Гриша не слыхал; тогда девочка опять легла на свою подушку и мало-помалу глаза ее приняли прежнее выражение упорного и неразрешимого вопроса.
— Отчего ей жить худо? Отчего она умирает, эта девочка? А разве не наденет она завтра новое платьице? Не будет у нее елки? Отчего у нее, у Зюльки, завтра будет и платье, и елка, и подарок к елке, а Сашина девочка умирает, потому что ей жить худо? Как это худо? Ручки и ножки у нее такие худые, кривенькие, как у прачкиного Ванюшки? Животик болит, как у Гриши, когда он был болен? Чужие люди не любят Сашину девочку, не дают ей конфет и варенья?.. А Саша любит и плачет…
Незаметным образом неразрешимые вопросы Зюли перешли в мечты; она уже не спрашивала «как и отчего?» она видела… Она видела Сашину девочку, худенькую, крошечную, как прачкин Ванюшка; девочка сидела в углу и умирала. Что такое умирать, Зюлька не знала, но она представляла себе что-то очень страшное, самое страшное, что могла выдумать. Девочка умирала, а Зюлька побежала к маме, упросила ее отдать бедняжке и елку и платье с пестрым кушаком. В мыслях Зюльки что-то путалось: выходило так, что она все только хотела отдать девочке платье и елку; она хотела и вместе с тем знала, что все это еще ее, что завтра будет хорошо и весело, а девочка сидела и умирала в углу.
— Не умирай, я отдам тебе, все отдам! — шептала Зюлька. Впервые детская душа ее открывалась добру и состраданию; привычное бессознательное счастье ее уступало неведомому еще чувству, отступало, бледнело…
— Все отдам, все! — повторяла она все более горячо и убежденно. И вдруг новое чувство охватило ее всю, сжало ей горло. Глаза ее широко и удивленно раскрылись; минуту она словно прислушивалась к себе, к биению своего сердца, и потом невыразимая радость переполнила ее детскую душу, и радость, и грусть, и любовь к кому-то… Зюлька быстро повернулась лицом в подушку, плечи ее задрожали, и она заплакала.
Она не знала еще, как жаль в пустых слезах давать исход своему дивному, новому чувству.
Когда няня вернулась в детскую и убрала в комод свое варенье, она увидала открытый положек Гришиной кроватки и подошла посмотреть на своего любимца.
— Да где же это он? С нами сила Господня! — чуть не вскрикнула старушка. Она прошла к кроватке Зюльки и всплеснула руками: на подушке, вся разметавшись, крепко спала Зюля, а у ног ее, скорчившись и натянув рубашонку на поднятые коленки, сидел ее любимец и тихо улыбался во сне. Няня осторожно подняла его, обхватила руками и, прижимая к себе его теплое, плотное тельце, быстро перенесла его через комнату и уложила в кровать.
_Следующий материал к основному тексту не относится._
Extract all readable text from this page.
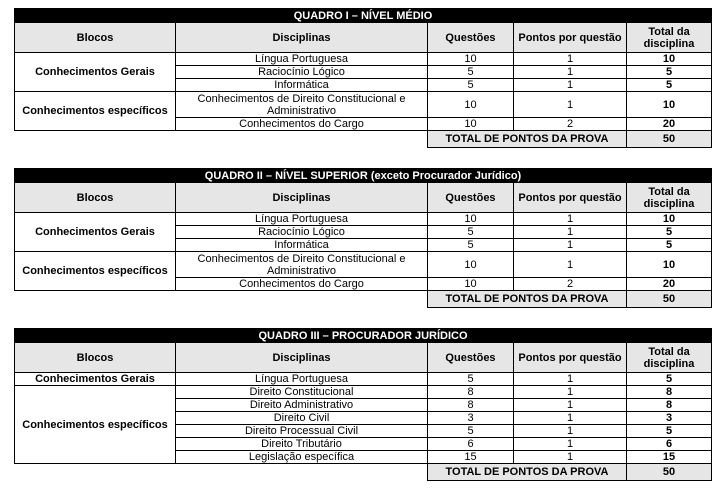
QUADRO I – NÍVEL MÉDIO				
Blocos	Disciplinas	Questões	Pontos por questão	Total da disciplina
Conhecimentos Gerais	Língua Portuguesa	10	1	10
	Raciocínio Lógico	5	1	5
	Informática	5	1	5
Conhecimentos específicos	Conhecimentos de Direito Constitucional e Administrativo	10	1	10
	Conhecimentos do Cargo	10	2	20
		TOTAL DE PONTOS DA PROVA		50
QUADRO II – NÍVEL SUPERIOR (exceto Procurador Jurídico)				
Blocos	Disciplinas	Questões	Pontos por questão	Total da disciplina
Conhecimentos Gerais	Língua Portuguesa	10	1	10
	Raciocínio Lógico	5	1	5
	Informática	5	1	5
Conhecimentos específicos	Conhecimentos de Direito Constitucional e Administrativo	10	1	10
	Conhecimentos do Cargo	10	2	20
		TOTAL DE PONTOS DA PROVA		50
QUADRO III – PROCURADOR JURÍDICO				
Blocos	Disciplinas	Questões	Pontos por questão	Total da disciplina
Conhecimentos Gerais	Língua Portuguesa	5	1	5
Conhecimentos específicos	Direito Constitucional	8	1	8
	Direito Administrativo	8	1	8
	Direito Civil	3	1	3
	Direito Processual Civil	5	1	5
	Direito Tributário	6	1	6
	Legislação específica	15	1	15
		TOTAL DE PONTOS DA PROVA		50
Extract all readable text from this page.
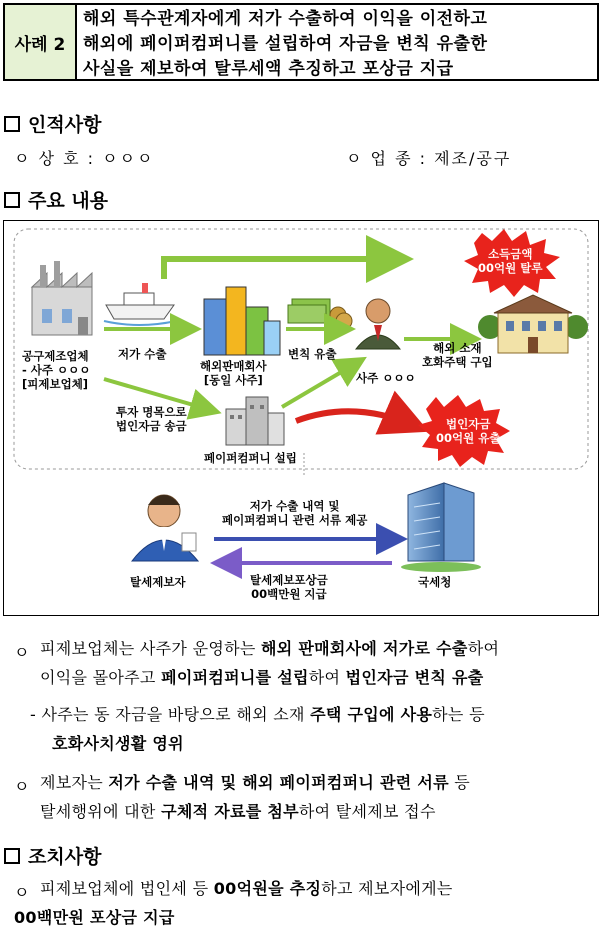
사례 2
해외 특수관계자에게 저가 수출하여 이익을 이전하고
해외에 페이퍼컴퍼니를 설립하여 자금을 변칙 유출한
사실을 제보하여 탈루세액 추징하고 포상금 지급
인적사항
ㅇ 상 호 : ㅇㅇㅇ	ㅇ 업 종 : 제조/공구
주요 내용
공구제조업체
- 사주 ㅇㅇㅇ
[피제보업체]
저가 수출
해외판매회사
[동일 사주]
변칙 유출
사주 ㅇㅇㅇ
해외 소재
호화주택 구입
소득금액
00억원 탈루
투자 명목으로
법인자금 송금
페이퍼컴퍼니 설립
법인자금
00억원 유출
저가 수출 내역 및
페이퍼컴퍼니 관련 서류 제공
탈세제보자	국세청
탈세제보포상금
00백만원 지급
ㅇ 피제보업체는 사주가 운영하는 해외 판매회사에 저가로 수출하여
이익을 몰아주고 페이퍼컴퍼니를 설립하여 법인자금 변칙 유출
- 사주는 동 자금을 바탕으로 해외 소재 주택 구입에 사용하는 등
호화사치생활 영위
ㅇ 제보자는 저가 수출 내역 및 해외 페이퍼컴퍼니 관련 서류 등
탈세행위에 대한 구체적 자료를 첨부하여 탈세제보 접수
조치사항
ㅇ 피제보업체에 법인세 등 00억원을 추징하고 제보자에게는
00백만원 포상금 지급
— У, баловник! — ласково ворчала она, прикрывая мальчика одеялом. — Неймется ему! За день-то деньской не нашалился досыта.
Она вернулась к Зюльке; поправляя ей волосы, она провела рукой по ее мокрому еще от слез личику, и на лице ее выразились испуг и тревога.
«С чего бы? — подумала она. — Во сне приснилось что-нибудь».
Зюля дышала тихо и ровно. Старушка скоро успокоилась. Она обвела детскую заботливым взором, потом обернулась лицом к образу.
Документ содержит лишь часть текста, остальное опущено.